Oak Lane Dairy proves to be just the spot for Keith and Mary Ann Martin

The Martins came to Minnesota in 2000, buying a farm south of Sauk Centre.

The Martins came to Minnesota in 2000, buying a farm south of Sauk Centre.

By Jennie Zeitler, Staff Writer
jennie.zeitler@ecm-inc.com

Keith and Mary Ann Martin started their married life farming in Indiana. They became the proud parents of nine children — two daughters and then seven sons.

In about 2000, they were part of a church outreach looking for a place to settle. Keith and six other men headed west across the hills and prairies of Illinois and Iowa before turning north into Minnesota.

“Land was available here and farmers were ready to sell,” Keith remembers. “There was no one wanting to take over their farms.”

“They hadn’t talked about Minnesota at all before they left,” Mary Ann said. “I was shocked.”

The neighbors have shared with the Martins that if they had tried maybe 10 years earlier, they would not have found land here.

“Things fell into place,” Keith said. “We could see that God was leading us to this area. A lot of the old farmers took good care of their land and their buildings.”

As high as land prices are in Minnesota, they were higher still in Indiana.

Four families came that first spring, with nine more coming the next year. The Martins bought 316 acres south of Sauk Centre. Two more families joined them in the fall, and the final group came the next year.

Keith had grown up farming, where he had milked about 70 cows. Pennsylvania native Mary Ann, who grew up in Indiana, was not used to farm life.

“I had to get used to those scary cows,” she said.

Back in Indiana, the Martins had a tie-stall barn, but decided to make a change to a free stall facility when they moved.

They also established their farm for organic production.

“We immediately began organic farming practices,” said Keith. “It took three years for the crops to be certified, and four years for the cows.”

The certification process now only takes three years for cows, too.

Since the boys were big enough when they moved to Minnesota, Mary Ann has not had to milk any of the 110-120 cows. Their sons, Wilson and Eddie, are the only remaining offspring on the farm and they do a lot of the chores.

Corn and soybeans are the Martins’ row crops. They also plant hay and barley.
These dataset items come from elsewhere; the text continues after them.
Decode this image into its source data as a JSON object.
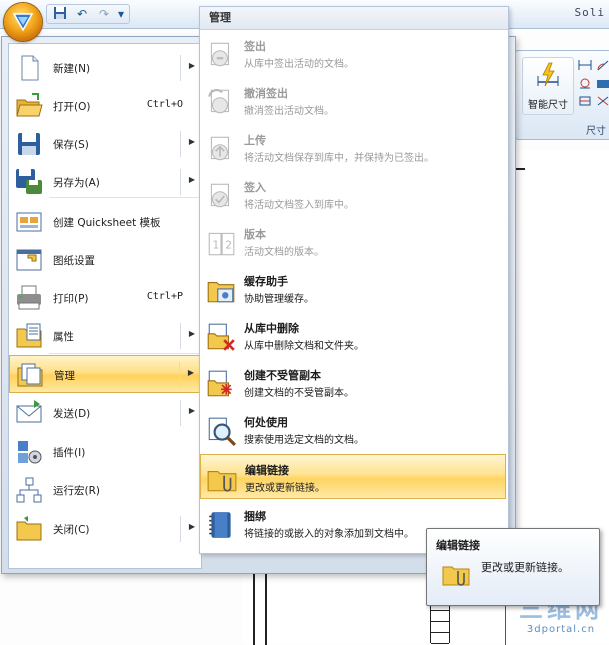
{
  "app": {
    "title": "Soli"
  },
  "quick_access": {
    "buttons": [
      {
        "name": "save-icon",
        "glyph": "💾"
      },
      {
        "name": "undo-icon",
        "glyph": "↶"
      },
      {
        "name": "redo-icon",
        "glyph": "↷"
      },
      {
        "name": "dropdown-icon",
        "glyph": "▾"
      }
    ]
  },
  "ribbon": {
    "smart_dimension_label": "智能尺寸",
    "group_label": "尺寸"
  },
  "menu": {
    "items": [
      {
        "label": "新建(N)",
        "shortcut": "",
        "arrow": true,
        "icon": "new-document-icon"
      },
      {
        "label": "打开(O)",
        "shortcut": "Ctrl+O",
        "arrow": false,
        "icon": "open-folder-icon"
      },
      {
        "label": "保存(S)",
        "shortcut": "",
        "arrow": true,
        "icon": "save-icon"
      },
      {
        "label": "另存为(A)",
        "shortcut": "",
        "arrow": true,
        "icon": "save-as-icon"
      },
      {
        "label": "创建 Quicksheet 模板",
        "shortcut": "",
        "arrow": false,
        "icon": "quicksheet-icon"
      },
      {
        "label": "图纸设置",
        "shortcut": "",
        "arrow": false,
        "icon": "sheet-setup-icon"
      },
      {
        "label": "打印(P)",
        "shortcut": "Ctrl+P",
        "arrow": false,
        "icon": "printer-icon"
      },
      {
        "label": "属性",
        "shortcut": "",
        "arrow": true,
        "icon": "properties-icon"
      },
      {
        "label": "管理",
        "shortcut": "",
        "arrow": true,
        "icon": "manage-icon",
        "active": true
      },
      {
        "label": "发送(D)",
        "shortcut": "",
        "arrow": true,
        "icon": "send-mail-icon"
      },
      {
        "label": "插件(I)",
        "shortcut": "",
        "arrow": false,
        "icon": "addin-icon"
      },
      {
        "label": "运行宏(R)",
        "shortcut": "",
        "arrow": false,
        "icon": "run-macro-icon"
      },
      {
        "label": "关闭(C)",
        "shortcut": "",
        "arrow": true,
        "icon": "close-folder-icon"
      }
    ]
  },
  "submenu": {
    "header": "管理",
    "items": [
      {
        "title": "签出",
        "desc": "从库中签出活动的文档。",
        "disabled": true,
        "icon": "check-out-icon"
      },
      {
        "title": "撤消签出",
        "desc": "撤消签出活动文档。",
        "disabled": true,
        "icon": "undo-check-out-icon"
      },
      {
        "title": "上传",
        "desc": "将活动文档保存到库中，并保持为已签出。",
        "disabled": true,
        "icon": "upload-icon"
      },
      {
        "title": "签入",
        "desc": "将活动文档签入到库中。",
        "disabled": true,
        "icon": "check-in-icon"
      },
      {
        "title": "版本",
        "desc": "活动文档的版本。",
        "disabled": true,
        "icon": "version-icon"
      },
      {
        "title": "缓存助手",
        "desc": "协助管理缓存。",
        "disabled": false,
        "icon": "cache-assistant-icon"
      },
      {
        "title": "从库中删除",
        "desc": "从库中删除文档和文件夹。",
        "disabled": false,
        "icon": "delete-from-library-icon"
      },
      {
        "title": "创建不受管副本",
        "desc": "创建文档的不受管副本。",
        "disabled": false,
        "icon": "unmanaged-copy-icon"
      },
      {
        "title": "何处使用",
        "desc": "搜索使用选定文档的文档。",
        "disabled": false,
        "icon": "where-used-icon"
      },
      {
        "title": "编辑链接",
        "desc": "更改或更新链接。",
        "disabled": false,
        "icon": "edit-links-icon",
        "active": true
      },
      {
        "title": "捆绑",
        "desc": "将链接的或嵌入的对象添加到文档中。",
        "disabled": false,
        "icon": "bundle-icon"
      }
    ]
  },
  "tooltip": {
    "title": "编辑链接",
    "desc": "更改或更新链接。"
  },
  "watermark": {
    "line1": "三维网",
    "line2": "3dportal.cn"
  }
}
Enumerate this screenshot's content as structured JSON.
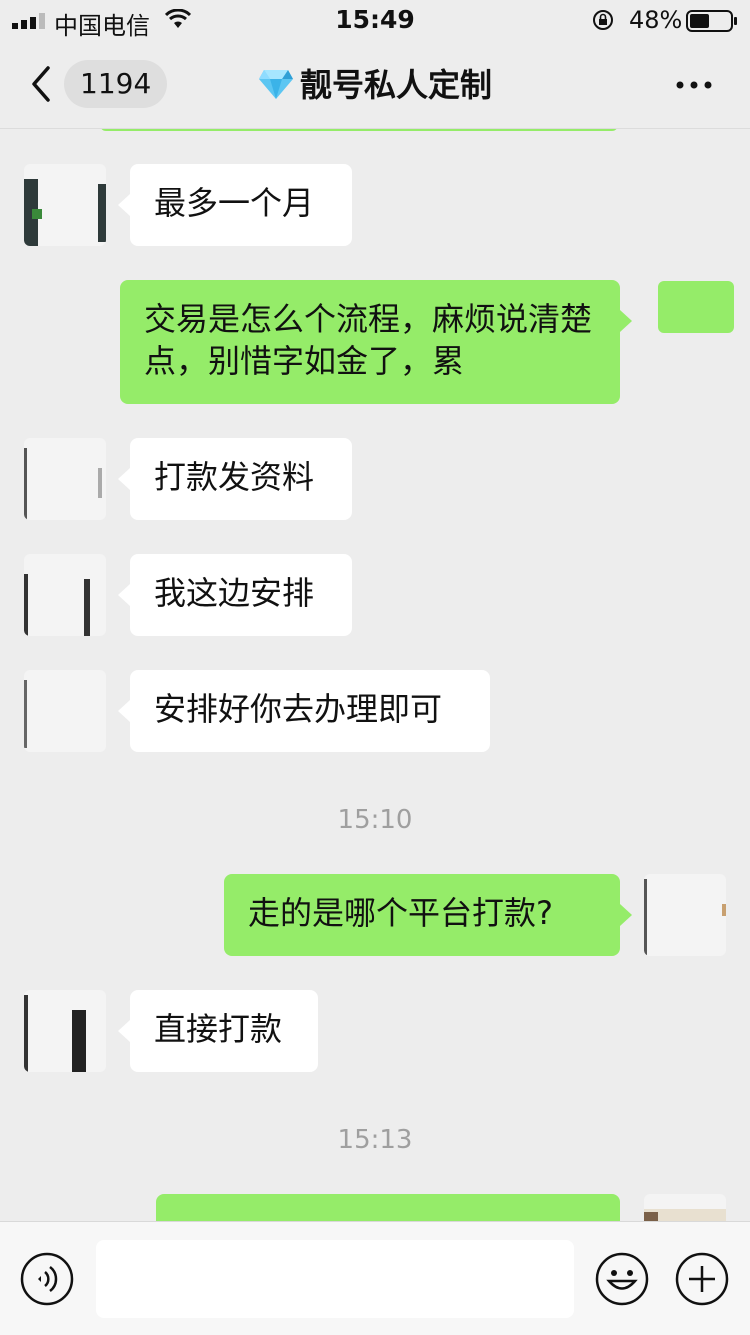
{
  "status_bar": {
    "carrier": "中国电信",
    "time": "15:49",
    "battery": "48%",
    "icons": [
      "signal-icon",
      "wifi-icon",
      "orientation-lock-icon",
      "battery-icon"
    ]
  },
  "nav": {
    "back_count": "1194",
    "title": "靓号私人定制",
    "title_icon": "diamond-icon",
    "more_icon": "more-icon"
  },
  "messages": [
    {
      "side": "left",
      "text": "最多一个月"
    },
    {
      "side": "right",
      "text": "交易是怎么个流程，麻烦说清楚点，别惜字如金了，累"
    },
    {
      "side": "left",
      "text": "打款发资料"
    },
    {
      "side": "left",
      "text": "我这边安排"
    },
    {
      "side": "left",
      "text": "安排好你去办理即可"
    },
    {
      "type": "time",
      "text": "15:10"
    },
    {
      "side": "right",
      "text": "走的是哪个平台打款?"
    },
    {
      "side": "left",
      "text": "直接打款"
    },
    {
      "type": "time",
      "text": "15:13"
    }
  ],
  "input_bar": {
    "voice_icon": "voice-icon",
    "emoji_icon": "emoji-icon",
    "plus_icon": "plus-icon",
    "placeholder": ""
  },
  "colors": {
    "background": "#ededed",
    "bubble_sent": "#95ec69",
    "bubble_received": "#ffffff",
    "timestamp": "#9f9f9f"
  }
}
Barley is used as a nurse crop, smothering weeds out of the new hay.

“We plant them at the same time, but the barley grows a lot faster,” Keith said. “We take it off as a forage for the cows, or wait and take it as a grain.”

When the green hay underneath is uncovered, growth takes off a lot faster when it gets the sun.

The biggest challenge of organic farming was to keep the weeds under control.

“We learned to do the flame weeding so that it doesn’t reduce yields,” said Keith.

“Sometimes the youth from church come pull the weeds out of the soybeans in the worst spots,” Mary Ann said. “It’s a money-making activity for them. They pick rock, too.”

Since the Martins don’t use antibiotics on their cows, herbal remedies take care of mastitis and even ailments such as pneumonia.

The Martins have been very happy in Minnesota.

“…except for the mosquitoes,” said Mary Ann with a smile. “I’ve had to pick green beans in my winter coat just to stave them off.”

“The weather we’ve been having here lately is more like Indiana winters, with thawing and mud between snows,” Keith said. “I like not having mud in winter.”

Mary Ann notes that the growing season is shorter here, but the sun shines longer during the day.

“Our neighbors are really friendly,” said Mary Ann. “People in this area are from German stock, which is the same ancestry as our own German and Swiss.”

Keith does mechanic repair as a hobby. He used to do some work for others, but has scaled back to concentrate on his own operation.

“If not milking, I’m doing some kind of repair on tractors, skid loaders — any machinery it takes to run the farm,” he said.

In addition to their nine children, the Martins have 14 grandchildren, six of whom live in Africa with their eldest daughter. She and her family are part of a mission in Uganda. Three of their sons live in Virginia.

Their second daughter, Lana, lives across the road and operates a bulk food store there, “Lana’s Place.”

Sons Kelvin and Lyndon live near Padua with their families.